DFIs are also choosing to make these investments, and make returns from them, in countries with dangerously under-regulated private healthcare and without adequate safeguards to prevent harm. Worse still, 81% of these health investments are virtually out-of-sight, sub-invested via a network of financial intermediaries. Four of five of these intermediaries, mostly private equity funds, are in tax havens like Mauritius and Cayman Islands.
Finding the data for this report was unacceptably difficult and exposed an alarming transparency and accountability gap. Some of the DFIs initially even disputed some of the investments we identified, only to confirm later that they did have a stake (after Oxfam laid out the complex money trail from the private hospital back to their door). Oxfam could not find one disclosed evaluation for any of the DFIs that credibly measured impact on low-income patients or on women and girls.
DFIs have become a prominent feature of the development sector with the World Bank’s IFC in particular championing the use of public funds to maximise the role of private finance and commercial providers. No sector, including those responsible for delivering fundamental human rights like health and education, has been spared from this blunt, dangerous and unevidenced approach. It is time for that to change.
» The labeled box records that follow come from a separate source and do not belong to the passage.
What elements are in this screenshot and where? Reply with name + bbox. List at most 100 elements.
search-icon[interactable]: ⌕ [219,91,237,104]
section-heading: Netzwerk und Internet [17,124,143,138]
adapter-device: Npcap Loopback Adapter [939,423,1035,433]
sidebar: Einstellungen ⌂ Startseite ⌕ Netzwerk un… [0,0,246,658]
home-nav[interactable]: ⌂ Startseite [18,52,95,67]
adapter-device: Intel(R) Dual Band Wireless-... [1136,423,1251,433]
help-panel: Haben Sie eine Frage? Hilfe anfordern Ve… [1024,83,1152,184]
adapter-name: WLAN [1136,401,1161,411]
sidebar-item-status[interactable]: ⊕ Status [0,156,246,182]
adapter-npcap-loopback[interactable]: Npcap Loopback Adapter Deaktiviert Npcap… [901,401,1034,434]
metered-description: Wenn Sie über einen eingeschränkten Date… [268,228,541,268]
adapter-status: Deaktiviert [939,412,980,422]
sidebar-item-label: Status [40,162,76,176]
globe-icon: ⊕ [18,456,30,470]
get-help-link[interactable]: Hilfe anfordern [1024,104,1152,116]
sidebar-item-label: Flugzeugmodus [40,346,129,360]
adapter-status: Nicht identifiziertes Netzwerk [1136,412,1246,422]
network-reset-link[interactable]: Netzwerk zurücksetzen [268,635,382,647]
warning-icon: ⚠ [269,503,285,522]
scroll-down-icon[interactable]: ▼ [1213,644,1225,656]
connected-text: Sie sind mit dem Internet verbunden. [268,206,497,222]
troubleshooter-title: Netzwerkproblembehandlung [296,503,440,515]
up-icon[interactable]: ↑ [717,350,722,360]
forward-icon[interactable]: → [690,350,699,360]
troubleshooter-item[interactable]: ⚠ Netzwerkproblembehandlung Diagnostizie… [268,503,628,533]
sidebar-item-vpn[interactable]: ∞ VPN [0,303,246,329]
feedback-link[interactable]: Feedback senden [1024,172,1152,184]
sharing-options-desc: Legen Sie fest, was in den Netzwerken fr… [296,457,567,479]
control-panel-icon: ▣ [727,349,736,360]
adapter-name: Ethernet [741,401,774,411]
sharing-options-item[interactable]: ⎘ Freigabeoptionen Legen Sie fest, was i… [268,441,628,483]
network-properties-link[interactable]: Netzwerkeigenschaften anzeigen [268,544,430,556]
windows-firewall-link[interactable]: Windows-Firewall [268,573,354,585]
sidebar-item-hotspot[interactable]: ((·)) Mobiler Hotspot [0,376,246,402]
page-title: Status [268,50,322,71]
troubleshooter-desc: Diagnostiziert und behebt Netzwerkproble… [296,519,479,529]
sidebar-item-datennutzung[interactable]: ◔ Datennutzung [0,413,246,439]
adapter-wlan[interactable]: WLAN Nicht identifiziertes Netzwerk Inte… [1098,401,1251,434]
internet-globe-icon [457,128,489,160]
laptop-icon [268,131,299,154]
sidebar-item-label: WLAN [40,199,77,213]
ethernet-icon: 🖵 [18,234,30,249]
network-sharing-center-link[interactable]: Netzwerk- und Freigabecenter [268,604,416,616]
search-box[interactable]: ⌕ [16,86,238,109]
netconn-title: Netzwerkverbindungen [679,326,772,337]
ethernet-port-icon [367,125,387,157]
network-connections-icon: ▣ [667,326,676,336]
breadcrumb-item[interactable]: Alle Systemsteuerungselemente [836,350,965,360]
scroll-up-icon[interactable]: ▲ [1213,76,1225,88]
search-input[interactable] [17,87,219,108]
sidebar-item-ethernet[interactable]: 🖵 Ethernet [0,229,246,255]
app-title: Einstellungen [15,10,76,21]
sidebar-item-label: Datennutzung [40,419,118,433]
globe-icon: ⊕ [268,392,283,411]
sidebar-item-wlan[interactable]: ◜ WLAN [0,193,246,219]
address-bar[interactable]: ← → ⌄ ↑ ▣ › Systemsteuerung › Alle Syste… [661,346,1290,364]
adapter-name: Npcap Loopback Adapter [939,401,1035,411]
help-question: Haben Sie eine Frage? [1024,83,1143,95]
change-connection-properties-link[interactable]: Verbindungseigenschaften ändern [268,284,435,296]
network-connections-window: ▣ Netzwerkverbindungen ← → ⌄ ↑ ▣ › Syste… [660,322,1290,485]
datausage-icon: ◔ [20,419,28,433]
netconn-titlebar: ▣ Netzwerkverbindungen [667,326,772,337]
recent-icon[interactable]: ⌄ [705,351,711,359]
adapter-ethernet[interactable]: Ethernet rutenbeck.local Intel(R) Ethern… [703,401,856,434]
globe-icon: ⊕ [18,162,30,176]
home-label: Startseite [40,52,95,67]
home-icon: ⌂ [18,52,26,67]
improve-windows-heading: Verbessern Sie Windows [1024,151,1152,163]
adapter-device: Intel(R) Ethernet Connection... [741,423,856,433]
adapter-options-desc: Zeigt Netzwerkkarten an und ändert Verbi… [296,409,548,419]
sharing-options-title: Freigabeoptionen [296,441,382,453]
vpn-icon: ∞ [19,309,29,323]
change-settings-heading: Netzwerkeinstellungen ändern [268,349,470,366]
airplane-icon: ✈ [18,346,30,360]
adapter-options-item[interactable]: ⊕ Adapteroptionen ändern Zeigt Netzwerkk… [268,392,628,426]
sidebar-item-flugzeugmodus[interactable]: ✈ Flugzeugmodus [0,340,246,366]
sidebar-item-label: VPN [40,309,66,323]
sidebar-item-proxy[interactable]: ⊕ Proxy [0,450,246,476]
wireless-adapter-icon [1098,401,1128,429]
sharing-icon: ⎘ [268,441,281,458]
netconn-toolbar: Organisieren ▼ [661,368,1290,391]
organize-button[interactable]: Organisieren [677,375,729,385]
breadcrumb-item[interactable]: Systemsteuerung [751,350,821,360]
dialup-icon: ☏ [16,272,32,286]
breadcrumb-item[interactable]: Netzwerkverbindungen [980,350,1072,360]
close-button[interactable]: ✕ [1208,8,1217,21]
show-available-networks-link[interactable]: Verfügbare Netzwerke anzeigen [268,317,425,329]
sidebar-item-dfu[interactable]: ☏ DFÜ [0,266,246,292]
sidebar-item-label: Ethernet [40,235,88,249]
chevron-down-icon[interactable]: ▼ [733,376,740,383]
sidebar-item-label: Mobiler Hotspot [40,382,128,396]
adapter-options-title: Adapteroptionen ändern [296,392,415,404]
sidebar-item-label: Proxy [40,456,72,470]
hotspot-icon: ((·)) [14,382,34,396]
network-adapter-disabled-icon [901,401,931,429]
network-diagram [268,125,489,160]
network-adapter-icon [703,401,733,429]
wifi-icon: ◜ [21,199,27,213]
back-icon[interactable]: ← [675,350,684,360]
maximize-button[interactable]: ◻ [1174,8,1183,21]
Oxfam is calling on governments to stop all future DFI funding to for-profit healthcare providers and for an urgent independent investigation into current and historic investments. Where harm is identified it must be remedied. It is imperative that governments focus their efforts on scaling up and strengthening public healthcare systems that are equitable, gender-transformative, universally accessible, and free at the point of use. Patient rights and access for all cannot play second fiddle to profit motive if the world is to achieve UHC.